Today's Runes: The Mystery Rune; Fortune.

8 comments:

lulu said...

Wow, that's absolutely fascinating. I bought season one this summer while I was in the States, and we are slowly watching it. (We have Mad Men nights with cocktails).

My parents love the show, and my mother says that it is depressingly accurate. She gets very angry when women my age don't appreciate what her generation did to free us from that life.

(She also mentioned that the reason the women look so good in their clothing is that everyone wore girdles all of the time. I'm so not willing to do that).

Charles Gramlich said...

I hate to say it, but it strikes me as very sad that ads actually have impact on the culture as a whole and the mindset of folks. Sad.

the walking man said...

I wonder if "ad men" are still starting revolutions or have they come to know that everything in life is for sale whether they ply their trade or not.

luzdeluma said...

The siege starts with the appearance, or not? Beijus,

Mark Krone said...

I agree with Charles Gramlich completely on the pernicious effect that advertising has had on our society.

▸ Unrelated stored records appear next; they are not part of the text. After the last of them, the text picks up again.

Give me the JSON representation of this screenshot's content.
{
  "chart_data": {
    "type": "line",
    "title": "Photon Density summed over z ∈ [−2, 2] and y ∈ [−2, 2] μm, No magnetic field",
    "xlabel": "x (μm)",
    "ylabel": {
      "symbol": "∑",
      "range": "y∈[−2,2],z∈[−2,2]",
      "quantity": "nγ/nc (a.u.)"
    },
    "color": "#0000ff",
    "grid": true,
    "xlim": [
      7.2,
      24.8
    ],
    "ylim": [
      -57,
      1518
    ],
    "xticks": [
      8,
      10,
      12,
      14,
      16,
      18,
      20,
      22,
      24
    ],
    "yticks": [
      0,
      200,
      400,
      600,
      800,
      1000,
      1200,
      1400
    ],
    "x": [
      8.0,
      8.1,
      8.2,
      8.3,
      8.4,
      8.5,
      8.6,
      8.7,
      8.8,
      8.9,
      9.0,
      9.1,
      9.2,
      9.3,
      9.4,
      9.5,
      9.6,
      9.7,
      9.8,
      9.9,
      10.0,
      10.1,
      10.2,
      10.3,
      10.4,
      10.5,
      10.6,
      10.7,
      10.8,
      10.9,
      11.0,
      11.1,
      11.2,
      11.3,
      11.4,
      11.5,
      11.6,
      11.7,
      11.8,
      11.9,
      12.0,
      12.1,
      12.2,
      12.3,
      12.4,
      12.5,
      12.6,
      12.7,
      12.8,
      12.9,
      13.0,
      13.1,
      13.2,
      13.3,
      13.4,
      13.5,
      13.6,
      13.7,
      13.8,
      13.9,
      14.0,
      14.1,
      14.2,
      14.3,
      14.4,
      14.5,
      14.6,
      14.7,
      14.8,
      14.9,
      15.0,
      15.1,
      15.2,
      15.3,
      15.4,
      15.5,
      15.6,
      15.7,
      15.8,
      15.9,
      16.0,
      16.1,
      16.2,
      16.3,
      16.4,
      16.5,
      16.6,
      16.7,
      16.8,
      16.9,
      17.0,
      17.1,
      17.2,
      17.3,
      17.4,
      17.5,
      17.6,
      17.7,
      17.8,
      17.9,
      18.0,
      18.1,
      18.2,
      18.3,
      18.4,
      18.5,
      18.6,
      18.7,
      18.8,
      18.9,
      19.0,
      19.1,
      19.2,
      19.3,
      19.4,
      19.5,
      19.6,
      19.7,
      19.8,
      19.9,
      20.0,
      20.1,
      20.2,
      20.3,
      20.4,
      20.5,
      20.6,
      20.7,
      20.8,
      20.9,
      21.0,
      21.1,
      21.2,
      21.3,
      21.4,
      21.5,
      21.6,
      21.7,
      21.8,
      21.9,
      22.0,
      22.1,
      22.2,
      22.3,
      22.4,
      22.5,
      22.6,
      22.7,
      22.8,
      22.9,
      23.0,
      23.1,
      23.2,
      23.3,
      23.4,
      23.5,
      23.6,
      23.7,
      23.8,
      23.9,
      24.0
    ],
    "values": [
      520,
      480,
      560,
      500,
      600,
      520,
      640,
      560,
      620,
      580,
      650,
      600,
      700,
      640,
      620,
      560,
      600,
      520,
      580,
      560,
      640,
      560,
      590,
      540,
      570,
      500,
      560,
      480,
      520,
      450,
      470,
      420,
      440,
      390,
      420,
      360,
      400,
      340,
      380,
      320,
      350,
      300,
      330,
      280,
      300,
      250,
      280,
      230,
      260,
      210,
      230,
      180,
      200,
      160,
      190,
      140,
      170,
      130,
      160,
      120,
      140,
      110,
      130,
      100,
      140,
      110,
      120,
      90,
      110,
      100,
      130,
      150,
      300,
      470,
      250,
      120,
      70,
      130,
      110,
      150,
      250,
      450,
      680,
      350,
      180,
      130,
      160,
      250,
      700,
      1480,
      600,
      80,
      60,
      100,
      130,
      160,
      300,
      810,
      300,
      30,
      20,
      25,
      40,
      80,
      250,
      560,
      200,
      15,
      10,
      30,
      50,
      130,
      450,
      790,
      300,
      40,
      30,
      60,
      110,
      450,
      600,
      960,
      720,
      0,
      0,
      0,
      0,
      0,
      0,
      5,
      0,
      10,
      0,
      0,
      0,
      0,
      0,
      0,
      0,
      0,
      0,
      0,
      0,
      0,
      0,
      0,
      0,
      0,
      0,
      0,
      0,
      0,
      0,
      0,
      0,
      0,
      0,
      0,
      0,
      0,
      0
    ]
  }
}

Many people, especially young people, now view themselves as consumers first -- rather than members of a human community. How are we supposed to solve problems (environmental degradation, for one) that may require a reduction in consumption when people define themselves by what they own, wear, etc.

Advertising gives us candidates packaged in ways that obfuscate rather than reveal who they are and where they stand.

Gov. Palin, anyone? Portrayed as a cost cutter, she left a $22 million deficit in Wasilla, AK. Packaged as anti-earmark, she hired a lobbyist to work in Washington to obtain earmarks. Sold as post-partisan, she introduced hyper-partisan politics to Wasilla, when it had been a relatively non-partisan town.

Speaking of political advertising, I have attempted without success to track down a quote attributed to President Kennedy, regarding advertising for his 1964 re-election campaign, “Get me the man who does the VW ads.” There is no doubt that he wanted Doyle, Dane and Bernbach (DDB) to design his ads (his brother-in-law, Stephen Smith, hired the agency). JFK was an avid magazine reader and had noticed the VW ads. After his assassination, President Johnson was told DDB was Kennedy’s agency of choice and he decided to use them, too. For LBJ, DDB came up with the infamous ad of the young girl plucking pedals off a daisy while an announcer gravely reminded viewers that “the stakes are too high” to elect the extremist, Barry Goldwater. The commercial ends with footage of an atomic bomb going off. Known as a “Democratic” agency, President Nixon later put one of the agency’s founders, Maxwell Dane, on his enemies list, paying him the highest complement.

Mark Krone
Boston

Lana Gramlich said...

I still say advertising is the evil side of psychology at work, one of the very roots of our all-too-Orwellian world. :(

JR's Thumbprints said...

There are so many things that influence people. Ads, songs, movies, fashion ... etc. I see many prisoners who've bought into a concept, lived it, and now are locked behind bars for going too far.